PEARL: When T waves in each of the chest leads are upright (as they are in ECG #1) — the T wave in lead V1 is usually not taller than the T wave in lead V6. This "imbalance of precordial T waves" is not seen very often — and in the “right” clinical setting, has been associated with acute OMI (See Manno et al: JACC 1:1213, 1983 — and the July 17, 2013 post by Salim Rezaie in ALiEM).
- NOTE: This is not to say that tall, upright T waves in lead V1 might not sometimes be the result of a repolarization variant or a mirror-image reflection of LV “stain” that can sometimes be seen in anterior leads. Instead — it is simply to say that on occasion — I have found recognition of a tall, upright T wave in lead V1 that is clearly taller than the T wave in lead V6 to be a tip-off to an acute coronary syndrome that I might not otherwise have recognized (For more examples of this finding — See My Comments at the bottom of the page in the October 23, 2020 post — in the June 1, 2022 post — and in the March 26, 2022 post of Dr. Smith's Blog).
- Neighboring lead V3 is also abnormal. To Emphasize: By itself — I would not necessarily interpret lead V3 as abnormal. But in the context of T wave "imbalance" with strong suggestion of hyperacute ST-T wave elevation in leads V1 and V2 — I interpreted the ST segment straightening (GREEN line) in lead V3 as extension of the acute process.
- P.S.: The fact that a healthy R wave returns in lead V3 — supports our suspicion that loss of r wave (from lead V1-to-V2), and the resultant initial Q wave in lead V2 is "real" and a marker of infarction.
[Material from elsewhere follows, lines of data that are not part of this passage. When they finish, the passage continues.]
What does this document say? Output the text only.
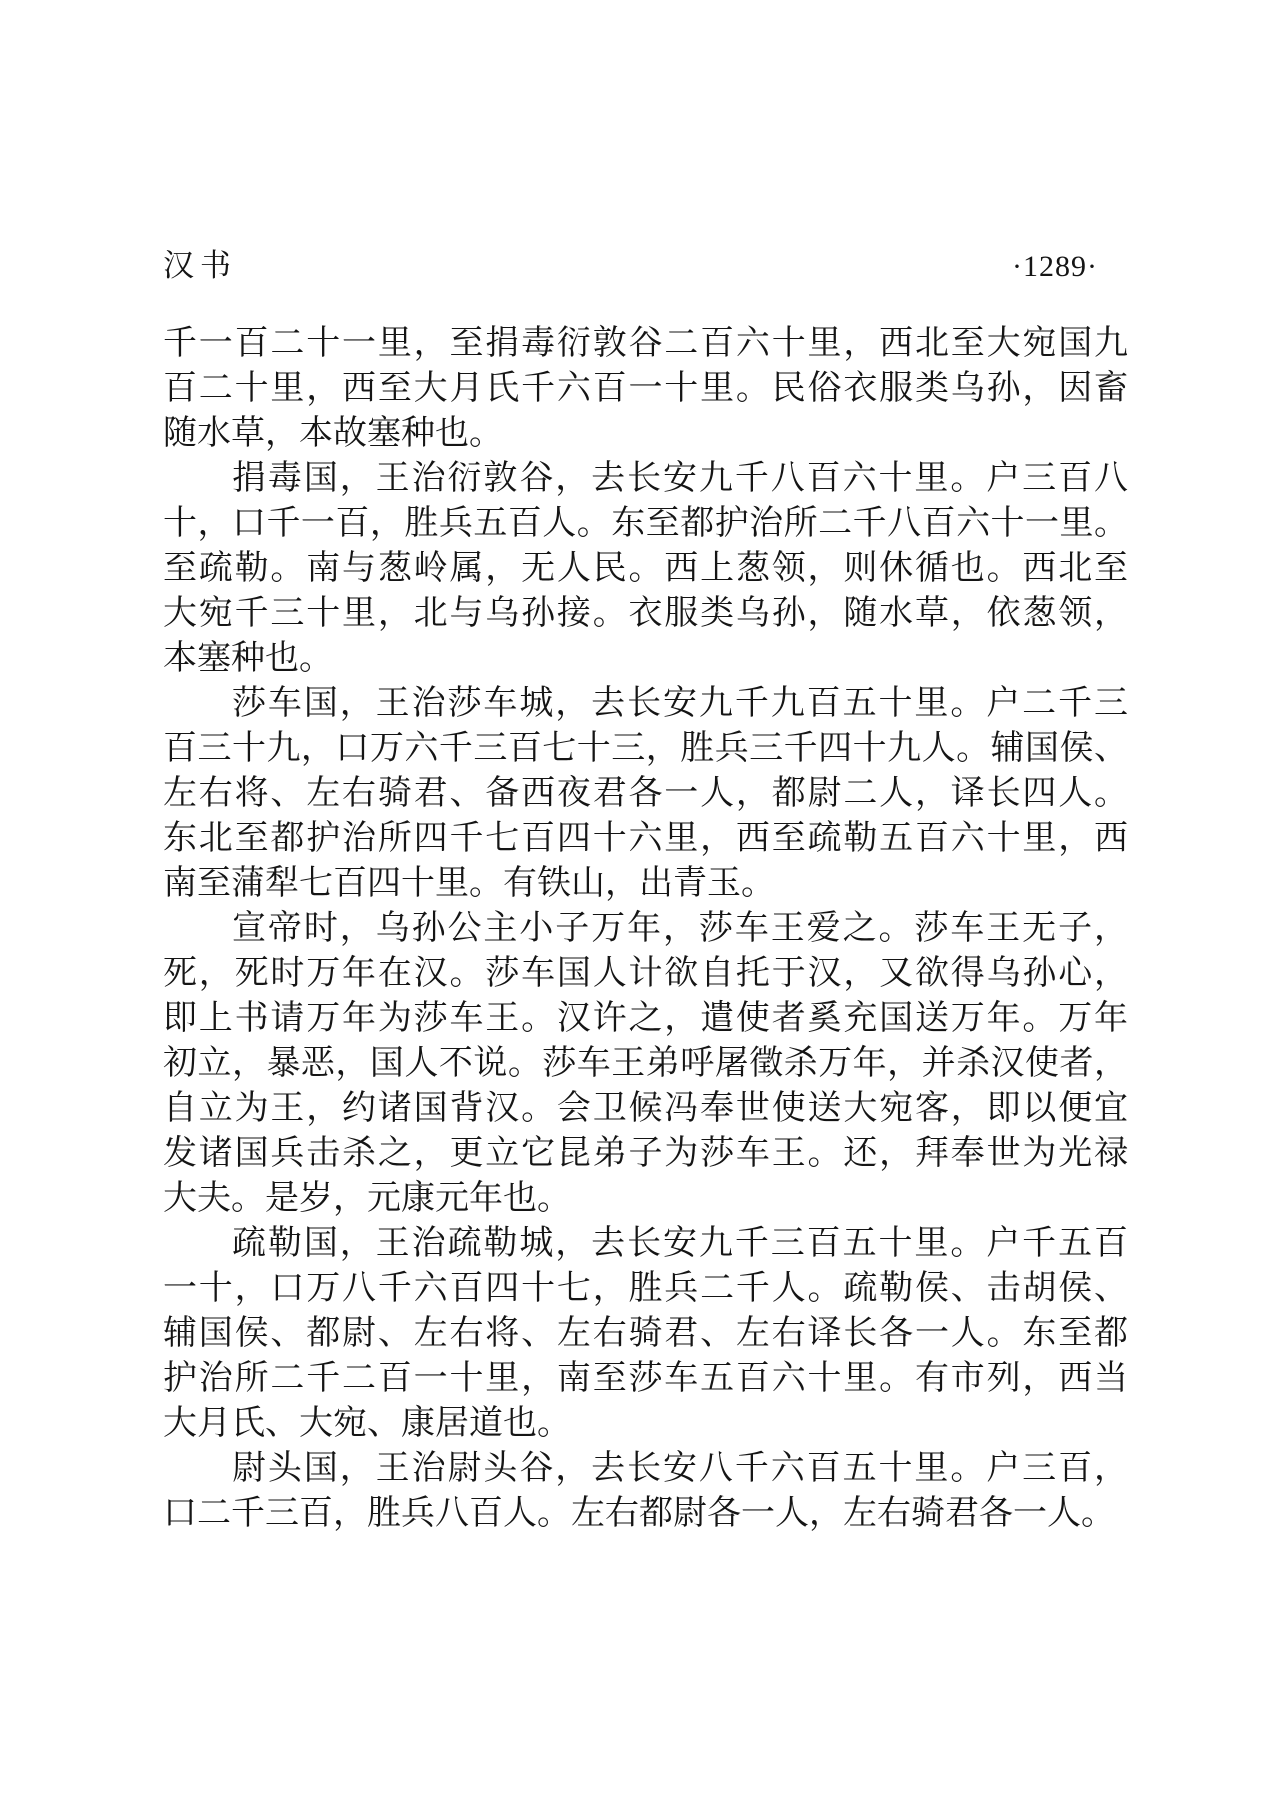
汉书	·1289·
千一百二十一里，至捐毒衍敦谷二百六十里，西北至大宛国九
百二十里，西至大月氏千六百一十里。民俗衣服类乌孙，因畜
随水草，本故塞种也。
捐毒国，王治衍敦谷，去长安九千八百六十里。户三百八
十，口千一百，胜兵五百人。东至都护治所二千八百六十一里。
至疏勒。南与葱岭属，无人民。西上葱领，则休循也。西北至
大宛千三十里，北与乌孙接。衣服类乌孙，随水草，依葱领，
本塞种也。
莎车国，王治莎车城，去长安九千九百五十里。户二千三
百三十九，口万六千三百七十三，胜兵三千四十九人。辅国侯、
左右将、左右骑君、备西夜君各一人，都尉二人，译长四人。
东北至都护治所四千七百四十六里，西至疏勒五百六十里，西
南至蒲犁七百四十里。有铁山，出青玉。
宣帝时，乌孙公主小子万年，莎车王爱之。莎车王无子，
死，死时万年在汉。莎车国人计欲自托于汉，又欲得乌孙心，
即上书请万年为莎车王。汉许之，遣使者奚充国送万年。万年
初立，暴恶，国人不说。莎车王弟呼屠徵杀万年，并杀汉使者，
自立为王，约诸国背汉。会卫候冯奉世使送大宛客，即以便宜
发诸国兵击杀之，更立它昆弟子为莎车王。还，拜奉世为光禄
大夫。是岁，元康元年也。
疏勒国，王治疏勒城，去长安九千三百五十里。户千五百
一十，口万八千六百四十七，胜兵二千人。疏勒侯、击胡侯、
辅国侯、都尉、左右将、左右骑君、左右译长各一人。东至都
护治所二千二百一十里，南至莎车五百六十里。有市列，西当
大月氏、大宛、康居道也。
尉头国，王治尉头谷，去长安八千六百五十里。户三百，
口二千三百，胜兵八百人。左右都尉各一人，左右骑君各一人。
- There is ST elevation in lead aVL. As I discussed in My Comment in the November 21, 2020 post in Dr. Smith's ECG Blog — Birnbaum et al (Am Heart J 131:38, 1996) emphasized the diagnostic utility of identifying ST elevation in this lead — with this finding pointing to proximal LAD and/or 1st Diagonal involvement rather than LCx occlusion when there is ST elevation in one or more of the anterior leads.
- Leads III and aVF manifest the mirror-image opposite ST-T wave picture of lead aVL (Comparison of the ST-T waves within the solid and dotted GREEN rectangles in these leads). These are reciprocal changes.
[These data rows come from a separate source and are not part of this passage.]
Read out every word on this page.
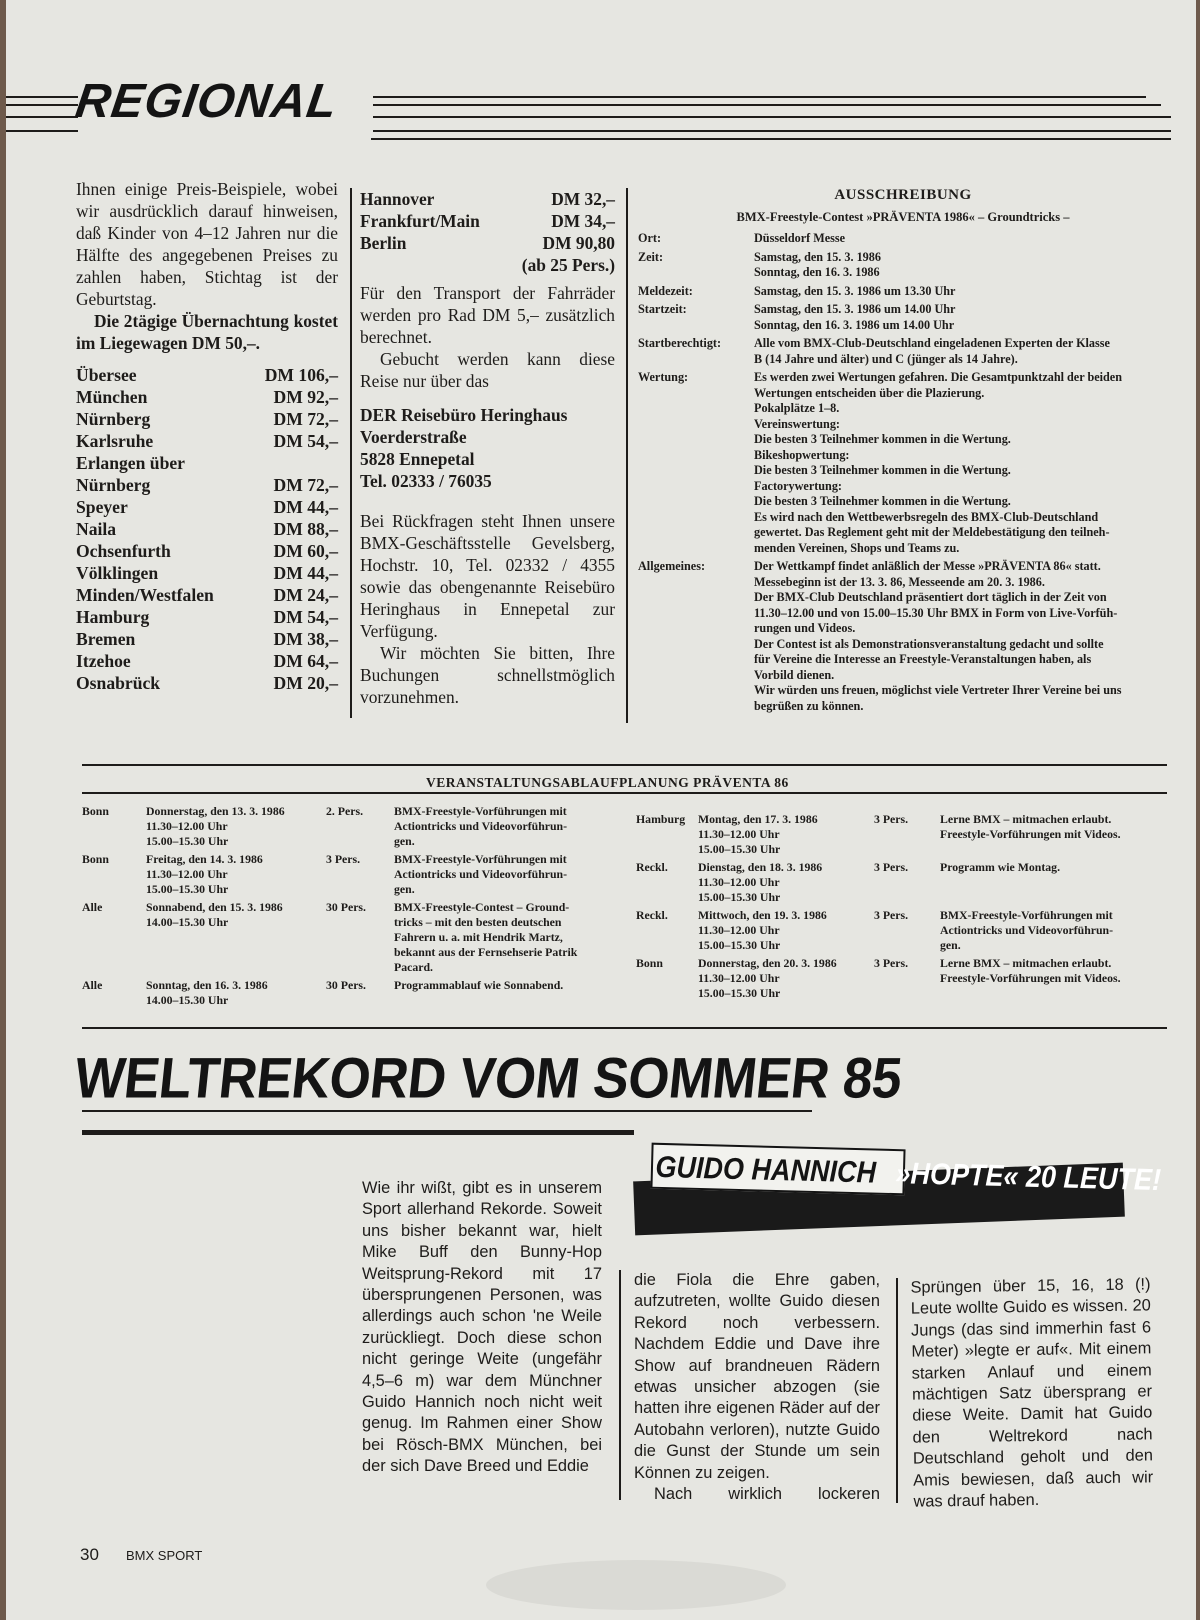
REGIONAL

Ihnen einige Preis-Beispiele, wobei wir ausdrücklich darauf hinweisen, daß Kinder von 4–12 Jahren nur die Hälfte des angegebenen Preises zu zahlen haben, Stichtag ist der Geburtstag.

Die 2tägige Übernachtung kostet im Liegewagen DM 50,–.

Übersee	DM 106,–
München	DM 92,–
Nürnberg	DM 72,–
Karlsruhe	DM 54,–
Erlangen über
Nürnberg	DM 72,–
Speyer	DM 44,–
Naila	DM 88,–
Ochsenfurth	DM 60,–
Völklingen	DM 44,–
Minden/Westfalen	DM 24,–
Hamburg	DM 54,–
Bremen	DM 38,–
Itzehoe	DM 64,–
Osnabrück	DM 20,–
Hannover	DM 32,–
Frankfurt/Main	DM 34,–
Berlin	DM 90,80
(ab 25 Pers.)

Für den Transport der Fahrräder werden pro Rad DM 5,– zusätzlich berechnet.

Gebucht werden kann diese Reise nur über das

DER Reisebüro Heringhaus
Voerderstraße
5828 Ennepetal
Tel. 02333 / 76035

Bei Rückfragen steht Ihnen unsere BMX-Geschäftsstelle Gevelsberg, Hochstr. 10, Tel. 02332 / 4355 sowie das obengenannte Reisebüro Heringhaus in Ennepetal zur Verfügung.

Wir möchten Sie bitten, Ihre Buchungen schnellstmöglich vorzunehmen.

AUSSCHREIBUNG
BMX-Freestyle-Contest »PRÄVENTA 1986« – Groundtricks –
Ort:	Düsseldorf Messe
Zeit:	Samstag, den 15. 3. 1986
Sonntag, den 16. 3. 1986
Meldezeit:	Samstag, den 15. 3. 1986 um 13.30 Uhr
Startzeit:	Samstag, den 15. 3. 1986 um 14.00 Uhr
Sonntag, den 16. 3. 1986 um 14.00 Uhr
Startberechtigt:	Alle vom BMX-Club-Deutschland eingeladenen Experten der Klasse
B (14 Jahre und älter) und C (jünger als 14 Jahre).
Wertung:	Es werden zwei Wertungen gefahren. Die Gesamtpunktzahl der beiden
Wertungen entscheiden über die Plazierung.
Pokalplätze 1–8.
Vereinswertung:
Die besten 3 Teilnehmer kommen in die Wertung.
Bikeshopwertung:
Die besten 3 Teilnehmer kommen in die Wertung.
Factorywertung:
Die besten 3 Teilnehmer kommen in die Wertung.
Es wird nach den Wettbewerbsregeln des BMX-Club-Deutschland
gewertet. Das Reglement geht mit der Meldebestätigung den teilneh-
menden Vereinen, Shops und Teams zu.
Allgemeines:	Der Wettkampf findet anläßlich der Messe »PRÄVENTA 86« statt.
Messebeginn ist der 13. 3. 86, Messeende am 20. 3. 1986.
Der BMX-Club Deutschland präsentiert dort täglich in der Zeit von
11.30–12.00 und von 15.00–15.30 Uhr BMX in Form von Live-Vorfüh-
rungen und Videos.
Der Contest ist als Demonstrationsveranstaltung gedacht und sollte
für Vereine die Interesse an Freestyle-Veranstaltungen haben, als
Vorbild dienen.
Wir würden uns freuen, möglichst viele Vertreter Ihrer Vereine bei uns
begrüßen zu können.
VERANSTALTUNGSABLAUFPLANUNG PRÄVENTA 86
Bonn	Donnerstag, den 13. 3. 1986
11.30–12.00 Uhr
15.00–15.30 Uhr
2. Pers.	BMX-Freestyle-Vorführungen mit
Actiontricks und Videovorführun-
gen.
Bonn	Freitag, den 14. 3. 1986
11.30–12.00 Uhr
15.00–15.30 Uhr
3 Pers.	BMX-Freestyle-Vorführungen mit
Actiontricks und Videovorführun-
gen.
Alle	Sonnabend, den 15. 3. 1986
14.00–15.30 Uhr
30 Pers. BMX-Freestyle-Contest – Ground-
tricks – mit den besten deutschen
Fahrern u. a. mit Hendrik Martz,
bekannt aus der Fernsehserie Patrik
Pacard.
Alle	Sonntag, den 16. 3. 1986
14.00–15.30 Uhr
30 Pers. Programmablauf wie Sonnabend.
Hamburg Montag, den 17. 3. 1986
11.30–12.00 Uhr
15.00–15.30 Uhr
3 Pers.	Lerne BMX – mitmachen erlaubt.
Freestyle-Vorführungen mit Videos.
Reckl.	Dienstag, den 18. 3. 1986
11.30–12.00 Uhr
15.00–15.30 Uhr
3 Pers.	Programm wie Montag.
Reckl.	Mittwoch, den 19. 3. 1986
11.30–12.00 Uhr
15.00–15.30 Uhr
3 Pers.	BMX-Freestyle-Vorführungen mit
Actiontricks und Videovorführun-
gen.
Bonn	Donnerstag, den 20. 3. 1986
11.30–12.00 Uhr
15.00–15.30 Uhr
3 Pers.	Lerne BMX – mitmachen erlaubt.
Freestyle-Vorführungen mit Videos.
WELTREKORD VOM SOMMER 85
GUIDO HANNICH »HOPTE« 20 LEUTE!

Wie ihr wißt, gibt es in unserem Sport allerhand Rekorde. Soweit uns bisher bekannt war, hielt Mike Buff den Bunny-Hop Weitsprung-Rekord mit 17 übersprungenen Personen, was allerdings auch schon 'ne Weile zurückliegt. Doch diese schon nicht geringe Weite (ungefähr 4,5–6 m) war dem Münchner Guido Hannich noch nicht weit genug. Im Rahmen einer Show bei Rösch-BMX München, bei der sich Dave Breed und Eddie

die Fiola die Ehre gaben, aufzutreten, wollte Guido diesen Rekord noch verbessern. Nachdem Eddie und Dave ihre Show auf brandneuen Rädern etwas unsicher abzogen (sie hatten ihre eigenen Räder auf der Autobahn verloren), nutzte Guido die Gunst der Stunde um sein Können zu zeigen.

Nach wirklich lockeren

Sprüngen über 15, 16, 18 (!) Leute wollte Guido es wissen. 20 Jungs (das sind immerhin fast 6 Meter) »legte er auf«. Mit einem starken Anlauf und einem mächtigen Satz übersprang er diese Weite. Damit hat Guido den Weltrekord nach Deutschland geholt und den Amis bewiesen, daß auch wir was drauf haben.

30 BMX SPORT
- In the context of mirror-image opposite reciprocal ST depression in leads III and aVF — I interpreted the ST segment flattening in lead II (GREEN line in this lead) as a reciprocal change in this 3rd inferior lead.
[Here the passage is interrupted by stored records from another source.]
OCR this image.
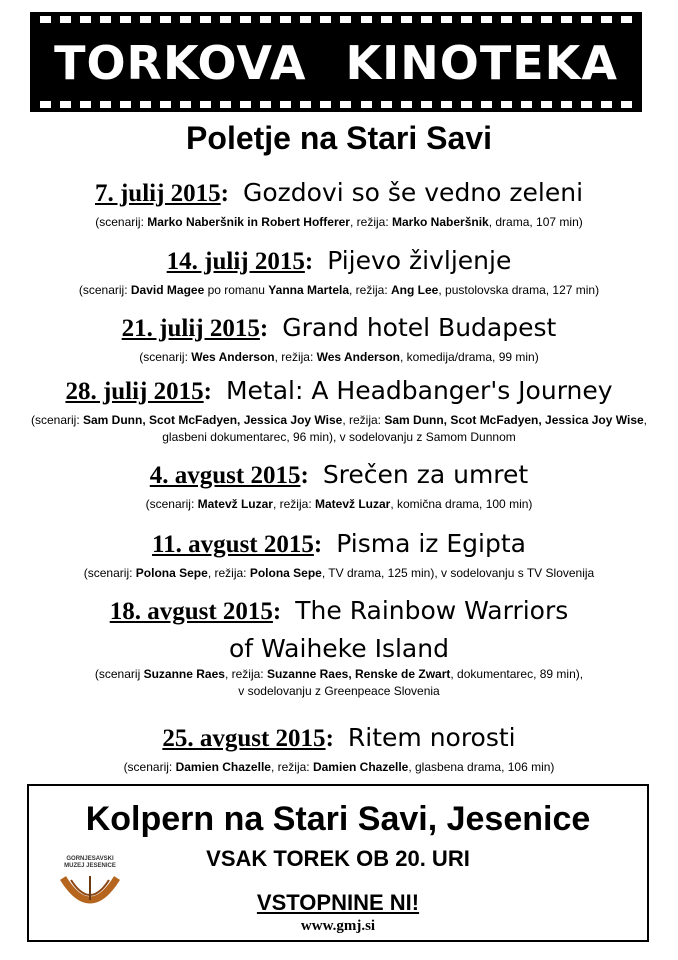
TORKOVA KINOTEKA
Poletje na Stari Savi
7. julij 2015: Gozdovi so še vedno zeleni
(scenarij: Marko Naberšnik in Robert Hofferer, režija: Marko Naberšnik, drama, 107 min)
14. julij 2015: Pijevo življenje
(scenarij: David Magee po romanu Yanna Martela, režija: Ang Lee, pustolovska drama, 127 min)
21. julij 2015: Grand hotel Budapest
(scenarij: Wes Anderson, režija: Wes Anderson, komedija/drama, 99 min)
28. julij 2015: Metal: A Headbanger's Journey
(scenarij: Sam Dunn, Scot McFadyen, Jessica Joy Wise, režija: Sam Dunn, Scot McFadyen, Jessica Joy Wise, glasbeni dokumentarec, 96 min), v sodelovanju z Samom Dunnom
4. avgust 2015: Srečen za umret
(scenarij: Matevž Luzar, režija: Matevž Luzar, komična drama, 100 min)
11. avgust 2015: Pisma iz Egipta
(scenarij: Polona Sepe, režija: Polona Sepe, TV drama, 125 min), v sodelovanju s TV Slovenija
18. avgust 2015: The Rainbow Warriors
of Waiheke Island
(scenarij Suzanne Raes, režija: Suzanne Raes, Renske de Zwart, dokumentarec, 89 min),
v sodelovanju z Greenpeace Slovenia
25. avgust 2015: Ritem norosti
(scenarij: Damien Chazelle, režija: Damien Chazelle, glasbena drama, 106 min)
Kolpern na Stari Savi, Jesenice
VSAK TOREK OB 20. URI
VSTOPNINE NI!
www.gmj.si
GORNJESAVSKI MUZEJ JESENICE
- Finally — lead I (the other high-lateral lead) manifests subtle ST elevation with ST segment straightening (GREEN line) — that in the context of other limb lead findings, has supportive implications of the ST-T wave changes in lead aVL.
- The proximal LAD location of acute occlusion is suggested by ST elevation beginning as early as in lead V1, with maximal ST elevation in lead V2. This is further supported by ST elevation in lead aVL with reciprocal ST depression in the inferior leads (Inferior lead reciprocal ST depression is much less common when LAD occlusion occurs more distally).
- That said — the overall amount of ST elevation is relatively modest in this initial ECG, which could reflect spontaneous reopening of the "culprit" vessel over the 24 hours when the patient was deciding whether or not to come to the ED.
- Loss of r wave between leads V1-to-V2, with development of an abnormal Q wave in lead V2 on this initial ECG suggests infarction occurred at some point over those previous 24 hours when the patient was still at home.
- Serial tracings following stent placement confirmed the large extent of myocardial injury.